With the ECS-YouTube deal, the media platform will become the exclusive online broadcasting source of the competition. The event starts March 25 with promotion matches.
More recently, Wyatt shared his thoughts on YouTube’s newest venture into esports:
“This is our most significant investment into esports to date and illustrates our continued commitment to growing esports with the hundreds of millions of gamers watching YouTube each day.
The ECS revenue sharing and co-ownership structure reinforces our belief that all players should have a voice. We know the CS:GO community is already watching clips, highlights, and rebroadcasts on YouTube, so we are excited to be able to bring them all this same action live.”
As viewership grows and more esports content becomes available, it’s not surprising to see broadcasting rights change hands. Established companies like YouTube and Facebook are moving into the live streaming business to more easily reach the esports crowd.

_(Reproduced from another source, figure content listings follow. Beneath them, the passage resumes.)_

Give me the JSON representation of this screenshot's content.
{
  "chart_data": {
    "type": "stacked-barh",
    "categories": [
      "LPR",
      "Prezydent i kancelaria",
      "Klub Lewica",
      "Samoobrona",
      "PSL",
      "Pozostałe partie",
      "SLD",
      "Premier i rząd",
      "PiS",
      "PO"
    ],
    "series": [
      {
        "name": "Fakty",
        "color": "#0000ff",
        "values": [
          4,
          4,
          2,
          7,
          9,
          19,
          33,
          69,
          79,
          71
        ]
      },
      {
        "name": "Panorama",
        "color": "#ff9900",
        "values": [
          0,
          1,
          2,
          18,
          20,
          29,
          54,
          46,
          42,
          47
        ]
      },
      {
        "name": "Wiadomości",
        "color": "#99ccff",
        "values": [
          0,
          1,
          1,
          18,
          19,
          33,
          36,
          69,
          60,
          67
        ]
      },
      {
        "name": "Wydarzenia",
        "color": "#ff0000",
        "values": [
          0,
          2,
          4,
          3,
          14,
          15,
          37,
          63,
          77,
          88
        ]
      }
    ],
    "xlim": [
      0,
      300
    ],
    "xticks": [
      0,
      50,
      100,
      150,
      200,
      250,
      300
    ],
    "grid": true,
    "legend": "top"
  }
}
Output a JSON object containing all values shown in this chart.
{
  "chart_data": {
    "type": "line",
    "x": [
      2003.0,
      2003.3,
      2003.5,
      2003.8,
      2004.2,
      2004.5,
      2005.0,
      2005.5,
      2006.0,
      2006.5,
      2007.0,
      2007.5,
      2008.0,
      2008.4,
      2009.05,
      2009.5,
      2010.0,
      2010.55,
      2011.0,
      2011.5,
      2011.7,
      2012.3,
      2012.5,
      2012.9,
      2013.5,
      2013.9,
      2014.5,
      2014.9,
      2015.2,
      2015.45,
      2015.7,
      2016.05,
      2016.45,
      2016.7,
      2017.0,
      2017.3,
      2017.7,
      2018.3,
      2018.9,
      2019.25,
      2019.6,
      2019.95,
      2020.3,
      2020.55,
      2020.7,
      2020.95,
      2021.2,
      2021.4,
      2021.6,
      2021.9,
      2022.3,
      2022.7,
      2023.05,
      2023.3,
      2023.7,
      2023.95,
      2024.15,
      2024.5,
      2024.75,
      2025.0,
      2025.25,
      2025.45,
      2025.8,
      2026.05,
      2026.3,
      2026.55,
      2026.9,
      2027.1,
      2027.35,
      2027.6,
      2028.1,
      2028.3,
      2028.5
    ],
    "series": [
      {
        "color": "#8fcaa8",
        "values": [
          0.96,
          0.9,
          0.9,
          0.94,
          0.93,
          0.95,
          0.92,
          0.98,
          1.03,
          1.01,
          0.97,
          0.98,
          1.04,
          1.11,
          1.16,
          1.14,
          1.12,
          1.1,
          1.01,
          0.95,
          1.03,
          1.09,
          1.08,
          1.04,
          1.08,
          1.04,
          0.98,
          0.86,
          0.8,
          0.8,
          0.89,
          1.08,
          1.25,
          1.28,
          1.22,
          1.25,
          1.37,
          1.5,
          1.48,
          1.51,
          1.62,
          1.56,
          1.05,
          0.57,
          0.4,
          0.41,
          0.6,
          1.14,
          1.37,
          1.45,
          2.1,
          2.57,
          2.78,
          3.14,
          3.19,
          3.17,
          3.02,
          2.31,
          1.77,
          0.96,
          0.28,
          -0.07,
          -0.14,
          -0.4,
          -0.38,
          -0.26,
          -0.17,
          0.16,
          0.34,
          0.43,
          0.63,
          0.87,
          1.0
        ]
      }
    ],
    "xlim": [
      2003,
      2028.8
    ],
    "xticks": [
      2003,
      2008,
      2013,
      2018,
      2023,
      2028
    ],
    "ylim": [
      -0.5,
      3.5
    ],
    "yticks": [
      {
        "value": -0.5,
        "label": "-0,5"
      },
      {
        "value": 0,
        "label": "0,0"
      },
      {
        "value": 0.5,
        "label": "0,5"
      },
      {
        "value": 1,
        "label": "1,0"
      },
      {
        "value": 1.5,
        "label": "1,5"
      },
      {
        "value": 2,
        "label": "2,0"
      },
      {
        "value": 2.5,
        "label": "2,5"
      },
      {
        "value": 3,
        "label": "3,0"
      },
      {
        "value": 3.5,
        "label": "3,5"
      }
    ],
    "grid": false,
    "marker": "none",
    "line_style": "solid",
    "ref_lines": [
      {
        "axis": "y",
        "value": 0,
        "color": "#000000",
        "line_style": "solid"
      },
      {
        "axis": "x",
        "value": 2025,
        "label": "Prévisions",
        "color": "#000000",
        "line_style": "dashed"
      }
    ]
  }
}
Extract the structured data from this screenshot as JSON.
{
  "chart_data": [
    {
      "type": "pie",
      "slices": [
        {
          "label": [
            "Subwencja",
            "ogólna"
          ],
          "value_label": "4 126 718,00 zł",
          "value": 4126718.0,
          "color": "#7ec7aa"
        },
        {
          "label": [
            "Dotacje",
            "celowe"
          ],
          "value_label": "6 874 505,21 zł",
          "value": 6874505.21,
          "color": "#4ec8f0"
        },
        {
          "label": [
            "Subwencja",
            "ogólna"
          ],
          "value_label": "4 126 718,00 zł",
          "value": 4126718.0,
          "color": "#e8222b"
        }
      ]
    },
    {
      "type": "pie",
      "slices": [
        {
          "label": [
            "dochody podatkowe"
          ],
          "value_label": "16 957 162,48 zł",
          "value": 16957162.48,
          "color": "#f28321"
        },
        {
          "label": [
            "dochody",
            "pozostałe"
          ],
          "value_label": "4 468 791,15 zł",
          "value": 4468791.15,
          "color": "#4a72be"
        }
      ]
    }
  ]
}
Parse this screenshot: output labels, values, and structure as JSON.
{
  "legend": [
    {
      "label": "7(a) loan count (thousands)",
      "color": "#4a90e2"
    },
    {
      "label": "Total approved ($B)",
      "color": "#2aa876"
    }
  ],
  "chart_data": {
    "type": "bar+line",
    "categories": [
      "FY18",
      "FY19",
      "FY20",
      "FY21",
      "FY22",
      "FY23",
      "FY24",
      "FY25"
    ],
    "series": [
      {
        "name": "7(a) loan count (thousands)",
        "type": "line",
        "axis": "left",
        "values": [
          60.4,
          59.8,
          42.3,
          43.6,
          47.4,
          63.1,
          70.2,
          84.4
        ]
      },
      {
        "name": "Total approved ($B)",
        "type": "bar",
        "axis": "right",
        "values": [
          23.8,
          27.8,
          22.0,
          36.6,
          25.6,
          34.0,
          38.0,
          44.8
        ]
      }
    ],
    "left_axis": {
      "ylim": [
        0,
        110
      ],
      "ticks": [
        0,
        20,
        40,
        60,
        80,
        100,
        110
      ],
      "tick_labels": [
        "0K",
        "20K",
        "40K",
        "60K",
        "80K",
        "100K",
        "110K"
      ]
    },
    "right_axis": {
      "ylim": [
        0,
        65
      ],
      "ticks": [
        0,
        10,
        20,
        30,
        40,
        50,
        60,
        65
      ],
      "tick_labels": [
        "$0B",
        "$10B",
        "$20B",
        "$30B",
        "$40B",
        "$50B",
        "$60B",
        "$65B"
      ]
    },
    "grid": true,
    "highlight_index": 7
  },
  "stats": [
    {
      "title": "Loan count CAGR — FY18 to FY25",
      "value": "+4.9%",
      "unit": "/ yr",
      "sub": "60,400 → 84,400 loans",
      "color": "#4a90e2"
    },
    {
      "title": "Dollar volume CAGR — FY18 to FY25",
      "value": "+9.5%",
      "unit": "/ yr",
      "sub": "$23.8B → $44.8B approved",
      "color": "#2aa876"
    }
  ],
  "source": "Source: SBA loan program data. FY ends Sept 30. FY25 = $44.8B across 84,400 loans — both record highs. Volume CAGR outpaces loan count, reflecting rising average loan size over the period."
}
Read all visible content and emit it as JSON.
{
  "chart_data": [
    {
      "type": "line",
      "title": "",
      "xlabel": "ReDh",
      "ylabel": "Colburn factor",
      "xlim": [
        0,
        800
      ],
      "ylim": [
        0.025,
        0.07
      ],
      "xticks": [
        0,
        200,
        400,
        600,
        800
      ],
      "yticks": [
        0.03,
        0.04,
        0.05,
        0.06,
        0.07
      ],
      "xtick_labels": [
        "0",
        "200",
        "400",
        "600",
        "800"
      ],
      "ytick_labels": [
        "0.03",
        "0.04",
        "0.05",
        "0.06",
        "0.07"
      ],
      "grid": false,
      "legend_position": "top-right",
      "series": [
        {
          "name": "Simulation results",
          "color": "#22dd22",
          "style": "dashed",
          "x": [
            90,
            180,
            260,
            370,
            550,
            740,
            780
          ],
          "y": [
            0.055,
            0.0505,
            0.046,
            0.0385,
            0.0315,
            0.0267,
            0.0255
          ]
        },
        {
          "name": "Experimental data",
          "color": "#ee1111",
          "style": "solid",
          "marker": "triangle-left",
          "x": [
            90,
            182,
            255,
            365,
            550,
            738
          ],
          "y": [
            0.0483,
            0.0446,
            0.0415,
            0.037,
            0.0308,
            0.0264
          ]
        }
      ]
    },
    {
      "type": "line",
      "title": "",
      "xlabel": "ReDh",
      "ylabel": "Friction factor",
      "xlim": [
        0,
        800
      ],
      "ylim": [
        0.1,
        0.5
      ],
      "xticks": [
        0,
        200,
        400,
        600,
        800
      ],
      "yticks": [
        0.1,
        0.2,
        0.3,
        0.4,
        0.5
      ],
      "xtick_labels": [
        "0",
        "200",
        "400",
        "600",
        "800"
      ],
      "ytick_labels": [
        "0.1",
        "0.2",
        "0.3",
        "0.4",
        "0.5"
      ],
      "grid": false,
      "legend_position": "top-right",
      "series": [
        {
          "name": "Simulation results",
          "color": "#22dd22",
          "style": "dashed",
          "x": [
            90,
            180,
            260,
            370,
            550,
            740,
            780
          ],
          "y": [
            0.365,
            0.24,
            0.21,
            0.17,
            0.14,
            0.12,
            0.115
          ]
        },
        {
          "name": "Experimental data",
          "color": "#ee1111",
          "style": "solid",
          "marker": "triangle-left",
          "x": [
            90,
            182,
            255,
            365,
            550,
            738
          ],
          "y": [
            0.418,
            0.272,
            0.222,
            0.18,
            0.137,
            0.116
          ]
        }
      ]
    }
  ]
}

“YouTube offers fans of the ECS an unmatched online viewing experience,” said FACEIT Chief Business Officer and co-founder Michele Attisani. “YouTube is by far the most watched platform for gamers in the world and continues to innovate and lead on video technology, making it a great place for us to call our new home for the Esports Championship Series.”
Twitter also moving into live streaming biz
Another popular social network is entering the streaming market. Starting this year, Twitter will be streaming original esports content, including live streams of esports tournaments.
The company has made deals with ESL One, DreamHack, and Intel Extreme Masters to stream more than 15 tournaments in 2017. The deal also includes 30-minute weekly shows covering competition highlights and behind-the-scenes stories, which will be produced by ESL.
“Esports fans are endemic to digital, and this partnership with Twitter expands ESL’s reach for all of our major tournaments for fans around the globe,” said ESL Vice President Social Media & Editorial Johannes Schiefer. “Intel Extreme Masters Katowice is our most anticipated live event, and we are excited to bring premier content from this tournament and beyond to more fans in a premium experience.”
Blizzard’s move from ESPN to Facebook
In January, Blizzard also announced it will move its collegiate event Heroes of the Dorm from ESPN to Facebook.
Blizzard aims to potentially attract more viewers with the move, especially considering how many fans watch their favorite games through online streaming platforms like Twitch or Azubu.
That said, an increasing amount of esports content has made its way to mainstream TV in the last year. ESPN broadcasted not only Heroes of the Dorm, but also games like Madden NFL and Street Fighter.
TBS has also experienced success with its entry into esports broadcasting; it attracted more than 500,000 fans during the ELEAGUE.
With all of these recent developments and the ongoing growth of the industry, exclusive streaming rights deals can also be expected in the future.